Cynthia nodded rather gloomily. "Yes, John likes me, I think, and of course Evie, for all her gruff ways, wouldn't be unkind to a fly. But Lawrence never speaks to me if he can help it, and Mary can hardly bring herself to be civil to me. She wants Evie to stay on, is begging her to, but she doesn't want me, and—and—I don't know what to do." Suddenly the poor child burst out crying.
I don't know what possessed me. Her beauty, perhaps, as she sat there, with the sunlight glinting down on her head; perhaps the sense of relief at encountering someone who so obviously could have no connection with the tragedy; perhaps honest pity for her youth and loneliness. Anyway, I leant forward, and taking her little hand, I said awkwardly:
"Marry me, Cynthia."
Unwittingly, I had hit upon a sovereign remedy for her tears. She sat up at once, drew her hand away, and said, with some asperity:
"Don't be silly!"
I was a little annoyed.
"I'm not being silly. I am asking you to do me the honour of becoming my wife."
To my intense surprise, Cynthia burst out laughing, and called me a "funny dear."
"It's perfectly sweet of you," she said, "but you know you don't want to!"
"Yes, I do. I've got—"
"Never mind what you've got. You don't really want to—and I don't either."
"Well, of course, that settles it," I said stiffly. "But I don't see anything to laugh at. There's nothing funny about a proposal."
"No, indeed," said Cynthia. "Somebody might accept you next time. Good-bye, you've cheered me up very much."
And, with a final uncontrollable burst of merriment, she vanished through the trees.
Thinking over the interview, it struck me as being profoundly unsatisfactory.
It occurred to me suddenly that I would go down to the village, and look up Bauerstein. Somebody ought to be keeping an eye on the fellow. At the same time, it would be wise to allay any suspicions he might have as to his being suspected.
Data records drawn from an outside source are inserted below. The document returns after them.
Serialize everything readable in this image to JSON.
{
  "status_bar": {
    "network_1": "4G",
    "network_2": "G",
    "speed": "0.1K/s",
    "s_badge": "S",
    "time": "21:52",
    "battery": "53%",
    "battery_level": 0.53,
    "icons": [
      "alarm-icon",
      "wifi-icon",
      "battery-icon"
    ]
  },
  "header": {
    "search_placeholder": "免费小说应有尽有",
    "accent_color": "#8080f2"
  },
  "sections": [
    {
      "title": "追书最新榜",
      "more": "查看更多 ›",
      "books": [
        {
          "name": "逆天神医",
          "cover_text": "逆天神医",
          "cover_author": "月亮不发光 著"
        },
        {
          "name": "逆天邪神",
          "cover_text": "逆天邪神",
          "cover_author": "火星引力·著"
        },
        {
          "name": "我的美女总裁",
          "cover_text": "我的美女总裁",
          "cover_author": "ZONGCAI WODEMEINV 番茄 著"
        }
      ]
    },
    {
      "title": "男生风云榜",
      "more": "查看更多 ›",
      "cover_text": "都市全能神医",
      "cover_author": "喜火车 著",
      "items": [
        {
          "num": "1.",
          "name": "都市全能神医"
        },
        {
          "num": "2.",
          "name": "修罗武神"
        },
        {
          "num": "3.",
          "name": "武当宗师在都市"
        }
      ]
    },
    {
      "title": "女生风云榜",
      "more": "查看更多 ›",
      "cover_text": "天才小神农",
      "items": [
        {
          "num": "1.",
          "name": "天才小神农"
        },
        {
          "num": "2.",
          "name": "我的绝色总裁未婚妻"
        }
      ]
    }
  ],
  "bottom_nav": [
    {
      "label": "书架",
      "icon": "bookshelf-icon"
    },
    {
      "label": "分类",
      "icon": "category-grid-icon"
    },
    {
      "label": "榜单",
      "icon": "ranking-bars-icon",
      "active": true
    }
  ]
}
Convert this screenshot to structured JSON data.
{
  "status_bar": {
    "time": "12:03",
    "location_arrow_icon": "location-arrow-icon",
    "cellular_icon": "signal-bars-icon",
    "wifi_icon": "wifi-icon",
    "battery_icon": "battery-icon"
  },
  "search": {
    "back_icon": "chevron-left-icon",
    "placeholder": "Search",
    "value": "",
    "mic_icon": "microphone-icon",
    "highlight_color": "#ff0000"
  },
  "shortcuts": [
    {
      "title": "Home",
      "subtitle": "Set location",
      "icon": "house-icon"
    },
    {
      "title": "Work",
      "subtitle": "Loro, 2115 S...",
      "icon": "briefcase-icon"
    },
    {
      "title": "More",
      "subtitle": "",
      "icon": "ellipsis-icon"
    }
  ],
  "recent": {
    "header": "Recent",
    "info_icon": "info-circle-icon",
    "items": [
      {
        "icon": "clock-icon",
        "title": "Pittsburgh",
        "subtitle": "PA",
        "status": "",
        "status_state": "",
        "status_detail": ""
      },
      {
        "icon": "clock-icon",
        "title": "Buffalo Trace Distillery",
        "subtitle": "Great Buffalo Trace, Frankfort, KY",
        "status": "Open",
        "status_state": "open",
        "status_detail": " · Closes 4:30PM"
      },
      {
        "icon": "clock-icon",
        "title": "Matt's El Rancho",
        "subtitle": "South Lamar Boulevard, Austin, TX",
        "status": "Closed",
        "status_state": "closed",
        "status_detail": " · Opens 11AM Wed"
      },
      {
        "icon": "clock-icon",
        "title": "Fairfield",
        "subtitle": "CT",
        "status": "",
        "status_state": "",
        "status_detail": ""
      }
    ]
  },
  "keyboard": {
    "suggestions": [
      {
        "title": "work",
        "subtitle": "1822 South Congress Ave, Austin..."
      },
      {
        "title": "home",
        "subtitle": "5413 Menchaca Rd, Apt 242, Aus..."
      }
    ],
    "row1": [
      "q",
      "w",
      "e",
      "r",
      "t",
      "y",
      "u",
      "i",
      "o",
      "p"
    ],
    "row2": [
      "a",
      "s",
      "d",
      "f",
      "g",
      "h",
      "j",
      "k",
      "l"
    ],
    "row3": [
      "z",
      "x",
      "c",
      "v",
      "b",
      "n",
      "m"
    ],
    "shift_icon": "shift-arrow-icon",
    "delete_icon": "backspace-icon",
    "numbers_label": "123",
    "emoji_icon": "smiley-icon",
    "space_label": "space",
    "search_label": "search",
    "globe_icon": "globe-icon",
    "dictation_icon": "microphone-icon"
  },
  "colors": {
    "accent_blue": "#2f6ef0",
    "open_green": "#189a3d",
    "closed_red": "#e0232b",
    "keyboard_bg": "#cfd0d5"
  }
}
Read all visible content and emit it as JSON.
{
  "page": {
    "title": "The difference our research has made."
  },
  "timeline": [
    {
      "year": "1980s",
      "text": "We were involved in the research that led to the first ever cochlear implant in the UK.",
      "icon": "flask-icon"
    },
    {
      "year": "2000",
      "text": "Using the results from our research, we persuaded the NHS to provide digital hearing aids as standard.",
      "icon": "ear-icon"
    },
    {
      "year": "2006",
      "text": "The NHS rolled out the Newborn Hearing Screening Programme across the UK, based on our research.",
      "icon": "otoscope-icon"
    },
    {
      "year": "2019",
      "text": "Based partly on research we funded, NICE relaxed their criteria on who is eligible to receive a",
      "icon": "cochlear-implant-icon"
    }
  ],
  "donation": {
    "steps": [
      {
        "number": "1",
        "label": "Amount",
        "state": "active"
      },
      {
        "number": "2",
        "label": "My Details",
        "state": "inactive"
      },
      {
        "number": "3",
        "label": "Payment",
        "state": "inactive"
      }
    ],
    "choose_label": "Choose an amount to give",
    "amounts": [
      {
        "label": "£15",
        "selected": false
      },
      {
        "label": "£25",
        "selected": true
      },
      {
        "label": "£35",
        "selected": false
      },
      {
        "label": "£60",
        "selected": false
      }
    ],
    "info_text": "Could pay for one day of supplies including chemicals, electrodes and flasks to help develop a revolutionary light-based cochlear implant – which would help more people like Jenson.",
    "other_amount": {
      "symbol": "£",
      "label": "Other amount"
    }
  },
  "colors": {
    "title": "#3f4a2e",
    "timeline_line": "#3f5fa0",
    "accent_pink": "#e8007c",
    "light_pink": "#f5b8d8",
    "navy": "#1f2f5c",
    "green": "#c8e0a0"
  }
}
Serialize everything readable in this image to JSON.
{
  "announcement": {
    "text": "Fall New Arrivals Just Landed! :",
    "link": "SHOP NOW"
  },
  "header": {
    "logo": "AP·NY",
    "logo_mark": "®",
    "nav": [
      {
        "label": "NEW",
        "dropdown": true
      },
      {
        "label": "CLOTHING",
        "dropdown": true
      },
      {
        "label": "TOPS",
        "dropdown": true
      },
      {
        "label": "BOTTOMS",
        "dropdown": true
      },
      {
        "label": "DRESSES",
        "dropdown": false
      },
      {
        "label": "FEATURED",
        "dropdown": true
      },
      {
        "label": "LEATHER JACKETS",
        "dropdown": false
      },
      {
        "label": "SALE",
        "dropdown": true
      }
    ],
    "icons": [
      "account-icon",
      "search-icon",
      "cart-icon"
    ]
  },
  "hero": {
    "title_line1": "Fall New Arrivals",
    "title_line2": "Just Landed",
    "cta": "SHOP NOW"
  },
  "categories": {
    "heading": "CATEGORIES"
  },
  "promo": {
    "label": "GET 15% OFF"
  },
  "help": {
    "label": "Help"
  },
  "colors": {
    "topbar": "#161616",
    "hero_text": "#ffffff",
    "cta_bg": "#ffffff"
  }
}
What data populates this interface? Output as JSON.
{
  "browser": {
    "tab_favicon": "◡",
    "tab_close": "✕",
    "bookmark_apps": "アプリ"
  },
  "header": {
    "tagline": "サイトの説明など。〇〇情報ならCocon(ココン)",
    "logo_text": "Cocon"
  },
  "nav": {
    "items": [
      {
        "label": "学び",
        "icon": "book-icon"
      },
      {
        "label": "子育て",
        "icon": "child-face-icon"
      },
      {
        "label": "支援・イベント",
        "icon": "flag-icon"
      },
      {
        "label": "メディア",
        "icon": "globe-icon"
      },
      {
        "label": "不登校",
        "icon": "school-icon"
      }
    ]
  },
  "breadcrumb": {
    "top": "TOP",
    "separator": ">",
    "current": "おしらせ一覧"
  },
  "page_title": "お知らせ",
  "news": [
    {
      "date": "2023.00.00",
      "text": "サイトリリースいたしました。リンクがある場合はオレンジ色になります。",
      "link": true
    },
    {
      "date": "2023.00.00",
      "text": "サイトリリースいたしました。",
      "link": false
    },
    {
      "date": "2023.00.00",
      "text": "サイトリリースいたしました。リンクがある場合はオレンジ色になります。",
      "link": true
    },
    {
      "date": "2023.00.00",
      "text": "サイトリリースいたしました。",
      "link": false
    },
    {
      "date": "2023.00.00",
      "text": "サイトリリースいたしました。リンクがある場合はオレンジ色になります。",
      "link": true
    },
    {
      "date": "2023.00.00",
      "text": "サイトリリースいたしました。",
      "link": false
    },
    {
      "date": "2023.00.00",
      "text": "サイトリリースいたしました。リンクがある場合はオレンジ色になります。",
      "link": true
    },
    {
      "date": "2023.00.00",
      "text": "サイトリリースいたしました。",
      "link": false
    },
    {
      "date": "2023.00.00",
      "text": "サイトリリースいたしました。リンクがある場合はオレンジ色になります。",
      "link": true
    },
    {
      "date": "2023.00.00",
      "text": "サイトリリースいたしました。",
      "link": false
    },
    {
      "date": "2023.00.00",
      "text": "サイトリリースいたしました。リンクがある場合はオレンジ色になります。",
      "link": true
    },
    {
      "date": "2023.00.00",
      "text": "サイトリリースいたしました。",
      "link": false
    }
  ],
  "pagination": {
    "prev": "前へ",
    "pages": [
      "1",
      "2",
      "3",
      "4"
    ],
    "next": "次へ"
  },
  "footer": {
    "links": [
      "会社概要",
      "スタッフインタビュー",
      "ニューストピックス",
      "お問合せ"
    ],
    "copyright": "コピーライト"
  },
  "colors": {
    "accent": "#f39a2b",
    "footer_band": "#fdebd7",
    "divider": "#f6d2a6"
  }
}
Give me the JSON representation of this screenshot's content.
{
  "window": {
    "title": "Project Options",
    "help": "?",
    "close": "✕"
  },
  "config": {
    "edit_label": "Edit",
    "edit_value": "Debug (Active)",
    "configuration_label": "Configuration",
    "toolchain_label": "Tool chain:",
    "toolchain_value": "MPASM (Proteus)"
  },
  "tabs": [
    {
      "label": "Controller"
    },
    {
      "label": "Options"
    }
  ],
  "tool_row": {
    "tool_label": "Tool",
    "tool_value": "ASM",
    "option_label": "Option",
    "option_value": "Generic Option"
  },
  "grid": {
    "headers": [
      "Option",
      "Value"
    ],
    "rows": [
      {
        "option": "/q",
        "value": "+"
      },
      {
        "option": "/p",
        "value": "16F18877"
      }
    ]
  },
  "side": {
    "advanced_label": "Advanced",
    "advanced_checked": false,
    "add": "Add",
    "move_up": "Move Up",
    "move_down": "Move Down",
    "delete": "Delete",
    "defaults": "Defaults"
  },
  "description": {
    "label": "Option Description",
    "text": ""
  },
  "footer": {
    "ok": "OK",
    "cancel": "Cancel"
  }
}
I remembered how Poirot had relied on my diplomacy. Accordingly, I went to the little house with the "Apartments" card inserted in the window, where I knew he lodged, and tapped on the door.
An old woman came and opened it.
"Good afternoon," I said pleasantly. "Is Dr. Bauerstein in?"
She stared at me.
"Haven't you heard?"
"What about him?"
"No, took by the perlice."
"By the police!" I gasped. "Do you mean they've arrested him?"
"Yes, that's it, and—"
I waited to hear no more, but tore up the village to find Poirot.